Howard Stern Faces $2.5 Million Lawsuit From Former Assistant as Dispute Over NDA Escalates

A former employee has come forward, claiming a chaotic environment existed behind the scenes and challenging a broad confidentiality agreement she was expected to uphold. So far, the well-known radio host hasn’t officially said anything.

Howard Stern had always kept his world tightly controlled, a private machine running smoothly out of public sight. Now, it seems, parts of that machinery are being dragged into the open. It started with a report from the New York Post’s Page Six: a former executive assistant, who worked for both Stern and his wife, Beth, was suing. She was asking for $2.5 million, and the lawsuit, it appeared, was becoming less about just legal documents and more about the underlying power dynamics at play.

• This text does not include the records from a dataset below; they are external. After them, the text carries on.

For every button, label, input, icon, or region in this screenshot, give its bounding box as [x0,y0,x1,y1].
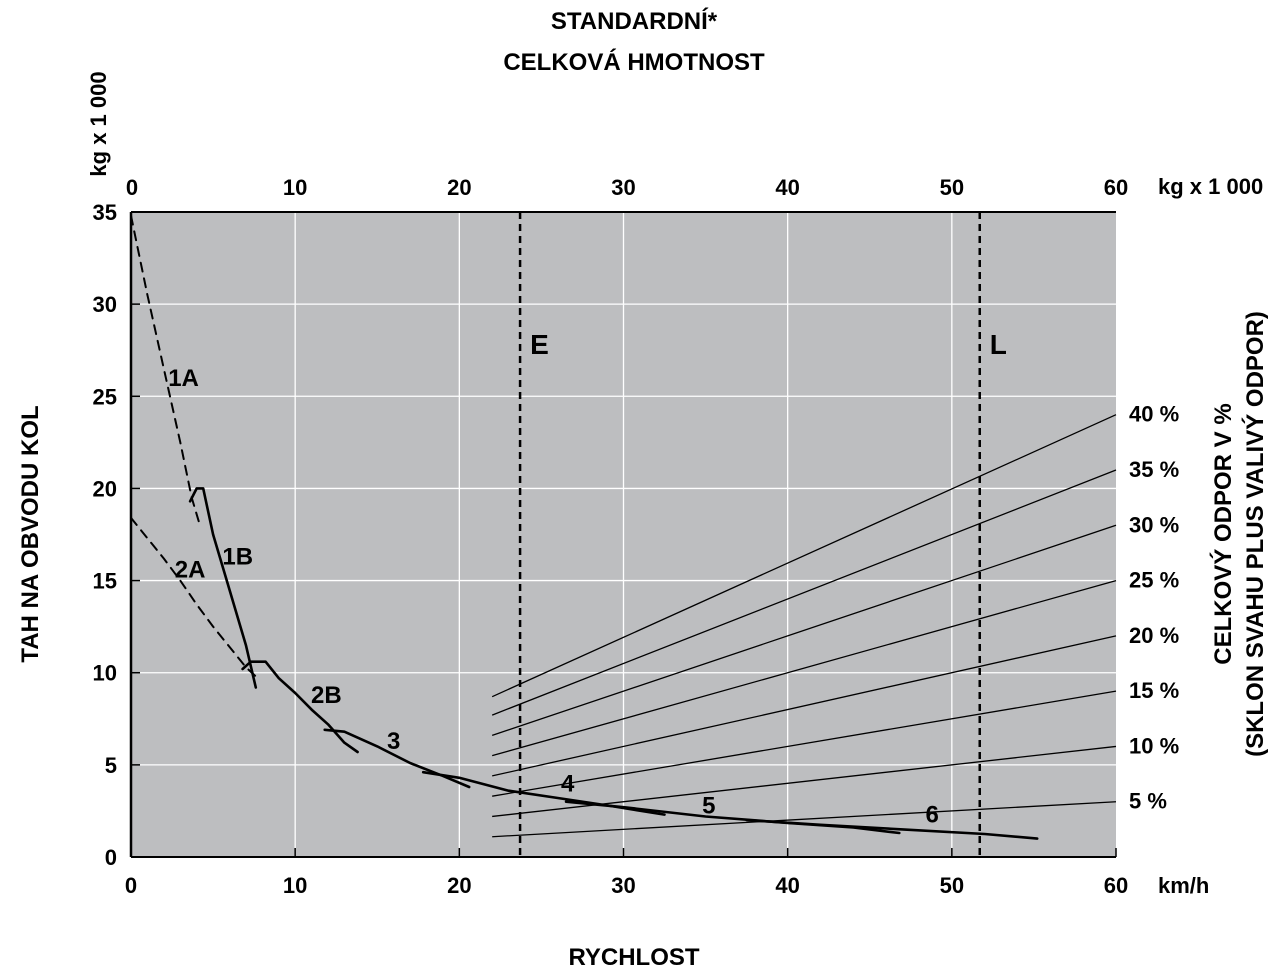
resistance-label: 35 % [1129,457,1179,482]
vertical-marker-label: E [530,329,549,360]
y-tick-label: 15 [93,569,117,594]
series-label-3: 3 [387,728,400,755]
y-tick-label: 5 [105,753,117,778]
series-label-2a: 2A [175,557,206,584]
resistance-line [491,414,1117,698]
y-tick-label: 25 [93,384,117,409]
x-tick-label: 10 [283,873,307,898]
right-axis-title-line-2: (SKLON SVAHU PLUS VALIVÝ ODPOR) [1241,311,1268,757]
y-tick-label: 0 [105,845,117,870]
series-label-1a: 1A [168,365,199,392]
series-label-4: 4 [561,770,575,797]
top-tick-label: 10 [283,175,307,200]
series-curve-2a [130,516,257,678]
series-curve-2b [241,660,359,754]
resistance-label: 10 % [1129,733,1179,758]
resistance-label: 30 % [1129,512,1179,537]
series-label-1b: 1B [222,544,253,571]
top-axis-unit-right: kg x 1 000 [1158,174,1263,199]
top-axis-unit-left: kg x 1 000 [86,71,111,176]
y-tick-label: 10 [93,661,117,686]
series-curve-6 [745,818,1039,840]
top-tick-label: 50 [940,175,964,200]
x-axis-title: RYCHLOST [568,944,699,968]
series-curve-1b [188,487,258,689]
top-tick-label: 30 [611,175,635,200]
x-tick-label: 60 [1104,873,1128,898]
top-tick-label: 0 [126,175,138,200]
resistance-label: 20 % [1129,623,1179,648]
resistance-label: 15 % [1129,678,1179,703]
y-tick-label: 20 [93,476,117,501]
series-label-6: 6 [925,802,938,829]
resistance-label: 5 % [1129,789,1167,814]
x-tick-label: 20 [447,873,471,898]
resistance-line [492,801,1117,838]
resistance-line [491,469,1117,716]
series-curve-1a [130,214,201,527]
series-curve-3 [323,728,471,789]
resistance-line [491,524,1117,736]
top-title-line-2: CELKOVÁ HMOTNOST [503,48,765,76]
y-tick-label: 30 [93,292,117,317]
resistance-label: 40 % [1129,402,1179,427]
vertical-marker-label: L [990,329,1007,360]
top-tick-label: 60 [1104,175,1128,200]
top-title-line-1: STANDARDNÍ* [551,7,718,35]
y-tick-label: 35 [93,200,117,225]
x-tick-label: 30 [611,873,635,898]
x-tick-label: 50 [940,873,964,898]
series-label-5: 5 [702,792,715,819]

Howard and Beth Stern. Photo: YouTube.com

Leslie Kuhn, who had spent considerable time working directly for the couple, filed fresh court documents over the weekend. These papers brought her complaints into sharper focus, and they also highlighted the fact that Stern still hadn’t issued any formal reply. Her filing painted a picture of internal chaos, she said. It described a workplace riddled with disorganization and accounting methods that struck her as questionable. This was a stark contrast to the slick, well-managed image the Stern brand had cultivated for years.

Yet, perhaps the more significant fight wasn’t about the mess, but about the very right to speak. Kuhn was actively challenging a nondisclosure agreement, claiming she’d never actually signed it and asking the court to declare it invalid and impossible to enforce. The terms of this agreement, as detailed in her filing, seemed to cover almost everything. It wasn’t just about business; it stretched into the most intimate corners of the Sterns’ private lives, from their everyday habits to their routines at home.

This whole dispute, in many ways, mirrored a common imbalance. John J. Leonard, Kuhn’s attorney, argued that the NDA was essentially a tool designed to keep his client from ever discussing her time there. He saw it as reinforcing a fundamental imbalance between those who hire and those who are hired. From his perspective, the case wasn’t simply about one person’s complaint in a workplace; it was about the power embedded in contracts, especially those that come with working so closely to wealth and fame.

For Stern, a man whose entire career had been built on revealing things—both his own life and the lives of others—this lawsuit brought a new, unwelcome kind of exposure. It was a shift from the familiar studio spotlight to the harsh glare of a courtroom. Regardless of whether the case proceeds on its actual claims or gets bogged down in legal wrangling over the NDA, one thing was clear: the very private operations of his famous world were now going to be examined, not live on the radio, but under the solemn weight of an oath.